I’m going to share the code sample for mircophone recording (which is just the fmod sample)

    void Start()
    {
        fmodSystem = FMODUnity.RuntimeManager.CoreSystem;

        /*
            Determine latency in samples.
        */
        string name = "";
        FMOD.SPEAKERMODE speakerMode;
        FMOD.DRIVER_STATE driverState;

        FMODUnity.RuntimeManager.CoreSystem.getRecordDriverInfo(id, out name, 30, out _, out nativeRate, out speakerMode, out nativeChannels, out driverState);
            
        driftThreshold = (uint)(nativeRate * DRIFT_MS) / 1000;
        desiredLatency = (uint)(nativeRate * LATENCY_MS) / 1000;
        adjustLatency = desiredLatency;
        actualLatency = (int)desiredLatency;

        /*
            Create user sound to record into, then start recording.
        */
        exInfo.cbsize = Marshal.SizeOf(typeof(FMOD.CREATESOUNDEXINFO));
        exInfo.numchannels = nativeChannels;
        exInfo.format = FMOD.SOUND_FORMAT.PCM16;
        exInfo.defaultfrequency = nativeRate;
        exInfo.length = (uint)(nativeRate * sizeof(short) * nativeChannels);

        FMODUnity.RuntimeManager.CoreSystem.createSound("", FMOD.MODE.LOOP_NORMAL | FMOD.MODE.OPENUSER, ref exInfo, out recSound);

        FMODUnity.RuntimeManager.CoreSystem.recordStart(id, recSound, true);

        recSound.getLength(out recSoundLength, FMOD.TIMEUNIT.PCM);
        
    }

I even tried to analyze directly the sound object, like I did because I wanted to get the pitch in a file not playing. But nothing works, well I mean, I can’t make anything works.

Any inputs ?

Thanks and have a nice day !

Apologies for the delayed response.

Unless I’m looking at the wrong FftSharp library, it seems like your code snippets don’t match the current FftSharp API: GitHub - swharden/FftSharp: A .NET Standard library for computing the Fast Fourier Transform (FFT) of real or complex data

If I’ve got the wrong library, could I get you to link the library you’re using? Could I also get you to post an extended code snippet, preferably a simple class, that you’re using to test both FFTs so I can more easily reproduce the behavior you’re talking about on my end?
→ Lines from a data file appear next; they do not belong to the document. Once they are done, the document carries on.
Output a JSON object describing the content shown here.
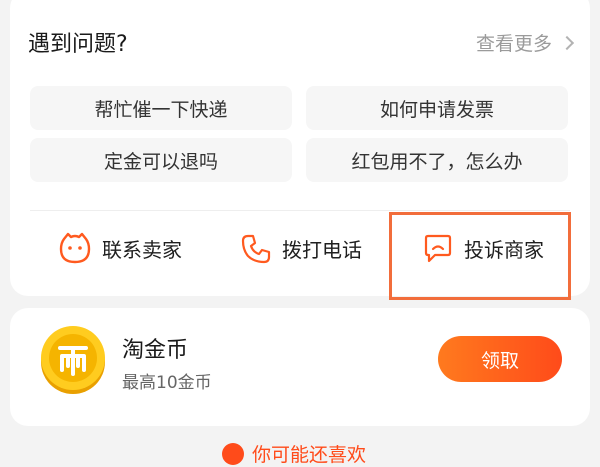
{
  "help": {
    "title": "遇到问题?",
    "see_more": "查看更多",
    "faqs": [
      "帮忙催一下快递",
      "如何申请发票",
      "定金可以退吗",
      "红包用不了，怎么办"
    ],
    "actions": {
      "contact_seller": "联系卖家",
      "call": "拨打电话",
      "complain_merchant": "投诉商家"
    }
  },
  "coins": {
    "title": "淘金币",
    "subtitle": "最高10金币",
    "claim_label": "领取"
  },
  "bottom": {
    "partial_text": "你可能还喜欢"
  },
  "colors": {
    "accent_orange": "#ff5a1f",
    "highlight_box": "#f26d3b",
    "coin_gold": "#f5b400"
  }
}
Hello, no problem :slight_smile:
I didn’t wanted to copy the huge file, which is mainly FMOD sample :
https://smalldev.tools/share-bin/w46tDcyr
So a link feels less intrusive.

To be fair, the main problem is the value I got with this code are far from human voice frequency.

On the other hand the “Unity version”, is doing pretty fine… but yes I have to use FFTSharp 1.10 (maybe I could use a bit higher version) because of Unity C# support.

In the end I guess Fmod DOMINANT_FREQUENCY should be working and I’m just doing bad things. Maybe the fact that I’m not adding the dsp each time ? I think I saw it was necessary in a post on this forum, but it wasn’t validated by an official.

Or do you think I should try to get the byte buffer from the record ?

Have a nice day !

After some more testing, I haven’t been able to pinpoint any issues with the FMOD FFT DSP - dominant frequencies reported by the DSP line up with the input on my end.

The behavior you’re observing may be down to a difference between the FFT settings (i.e. window), or how the sample data is handled/converted before being provided to FFTSharp. I’d recommend testing a number of different waves with known pitches as inputs on your end to try to figure out exactly what is going on.

As an aside, I believe (potentially depending on your Unity version) the latest versions of FFTSharp should be supported by Unity, since the library is able to be built with .NET standard 2.0.